Humans are very, very good at rapid pattern recognition. It is the basis of the flight or fight response and based on our ability to see past events in current and future situations.
… humans are amazing pattern-recognition machines. They have the ability to recognize many different types of patterns – and then transform these “recursive probabalistic fractals” into concrete, actionable steps …
From: Humans Are the World’s Best Pattern-Recognition Machines, But for How Long?
This fact is leading to a number of advances in AI leveraging big data approaches. It enables us to understand what is happening right now or what might happen in the future based on recognizing patterns found in historical data. And this is good – and bad.
In stable systems – businesses that dominate their markets in particular, but also in political parties, social groups and non-competitive systems – cognitive biases can make your pattern recognition superpower your kryptonite. How? By convincing you that new data – competitors, market behaviors, demographic shifts, and disruptions – are false.
Too often the reaction to these leading indicators is disbelief or even retrenchment.
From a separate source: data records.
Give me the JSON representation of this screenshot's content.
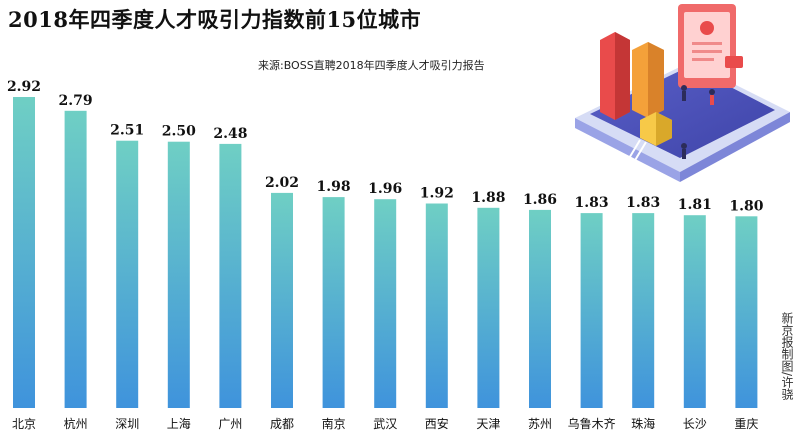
{
  "chart_data": {
    "type": "bar",
    "title": "2018年四季度人才吸引力指数前15位城市",
    "subtitle": "来源:BOSS直聘2018年四季度人才吸引力报告",
    "categories": [
      "北京",
      "杭州",
      "深圳",
      "上海",
      "广州",
      "成都",
      "南京",
      "武汉",
      "西安",
      "天津",
      "苏州",
      "乌鲁木齐",
      "珠海",
      "长沙",
      "重庆"
    ],
    "values": [
      2.92,
      2.79,
      2.51,
      2.5,
      2.48,
      2.02,
      1.98,
      1.96,
      1.92,
      1.88,
      1.86,
      1.83,
      1.83,
      1.81,
      1.8
    ],
    "value_labels": [
      "2.92",
      "2.79",
      "2.51",
      "2.50",
      "2.48",
      "2.02",
      "1.98",
      "1.96",
      "1.92",
      "1.88",
      "1.86",
      "1.83",
      "1.83",
      "1.81",
      "1.80"
    ],
    "xlabel": "",
    "ylabel": "",
    "ylim": [
      0,
      2.92
    ],
    "colors": {
      "bar_top": "#6fcfc4",
      "bar_bottom": "#3f93dc"
    }
  },
  "credit": "新京报制图/许骁"
}
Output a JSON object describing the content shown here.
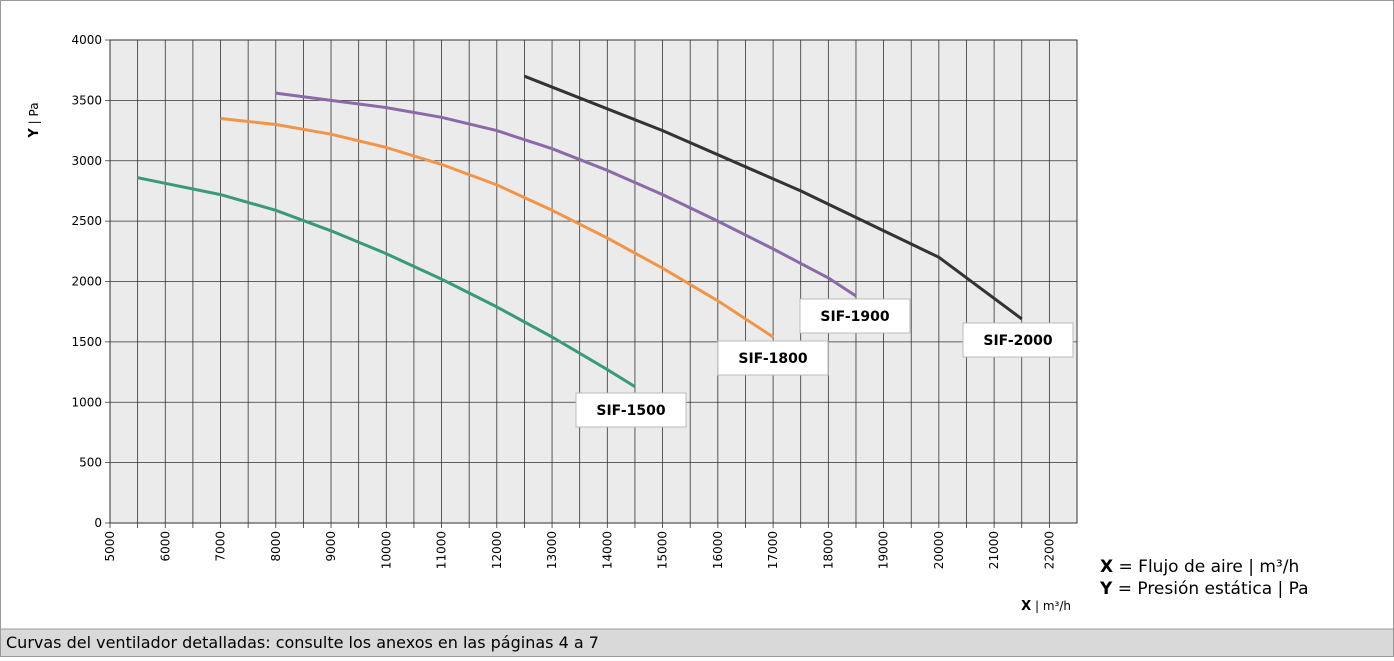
{
  "chart_data": {
    "type": "line",
    "y_label": {
      "symbol": "Y",
      "unit": "| Pa"
    },
    "x_label": {
      "symbol": "X",
      "unit": "| m³/h"
    },
    "xlim": [
      5000,
      22500
    ],
    "xticks": [
      5000,
      6000,
      7000,
      8000,
      9000,
      10000,
      11000,
      12000,
      13000,
      14000,
      15000,
      16000,
      17000,
      18000,
      19000,
      20000,
      21000,
      22000
    ],
    "minor_xticks": [
      5500,
      6500,
      7500,
      8500,
      9500,
      10500,
      11500,
      12500,
      13500,
      14500,
      15500,
      16500,
      17500,
      18500,
      19500,
      20500,
      21500
    ],
    "ylim": [
      0,
      4000
    ],
    "yticks": [
      0,
      500,
      1000,
      1500,
      2000,
      2500,
      3000,
      3500,
      4000
    ],
    "grid": true,
    "series": [
      {
        "name": "SIF-1500",
        "color": "#3a9a78",
        "x": [
          5500,
          7000,
          8000,
          9000,
          10000,
          11000,
          12000,
          13000,
          14000,
          14500
        ],
        "values": [
          2860,
          2720,
          2590,
          2420,
          2230,
          2020,
          1790,
          1540,
          1270,
          1130
        ]
      },
      {
        "name": "SIF-1800",
        "color": "#f0954a",
        "x": [
          7000,
          8000,
          9000,
          10000,
          11000,
          12000,
          13000,
          14000,
          15000,
          16000,
          17000
        ],
        "values": [
          3350,
          3300,
          3220,
          3110,
          2970,
          2800,
          2590,
          2360,
          2110,
          1840,
          1540
        ]
      },
      {
        "name": "SIF-1900",
        "color": "#8a6aa8",
        "x": [
          8000,
          9000,
          10000,
          11000,
          12000,
          13000,
          14000,
          15000,
          16000,
          17000,
          18000,
          18500
        ],
        "values": [
          3560,
          3500,
          3440,
          3360,
          3250,
          3100,
          2920,
          2720,
          2500,
          2270,
          2030,
          1880
        ]
      },
      {
        "name": "SIF-2000",
        "color": "#333333",
        "x": [
          12500,
          15000,
          17500,
          20000,
          21500
        ],
        "values": [
          3700,
          3250,
          2750,
          2200,
          1690
        ]
      }
    ],
    "key": [
      {
        "symbol": "X",
        "text": "= Flujo de aire | m³/h"
      },
      {
        "symbol": "Y",
        "text": "= Presión estática | Pa"
      }
    ],
    "footer": "Curvas del ventilador detalladas: consulte los anexos en las páginas 4 a 7"
  }
}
In institutions that lack high quality data driven practices confirmation and conservatism biases often become the norm furthering the notion that the old patterns still apply. All too often this results in, what appears to be, a sudden collapse.
The key to avoiding this fate is to consistently apply solid data driven approaches which negate the biases and our very human tendency to dismiss data that doesn’t conform to our known patterns. Acknowledging the reality of the data “as it is” and attempting to validate the data via consistent, unbiased best practices enables us to recognize changes in the underlying patterns more rapidly.
That ability – to be open to questioning your pattern recognition and the biases inherent in it – can become your real superpower. That ability to be data driven; to continuously evaluate the data to understand reality in an objective way and apply what is learned is the superpower of enduring, innovative organizations.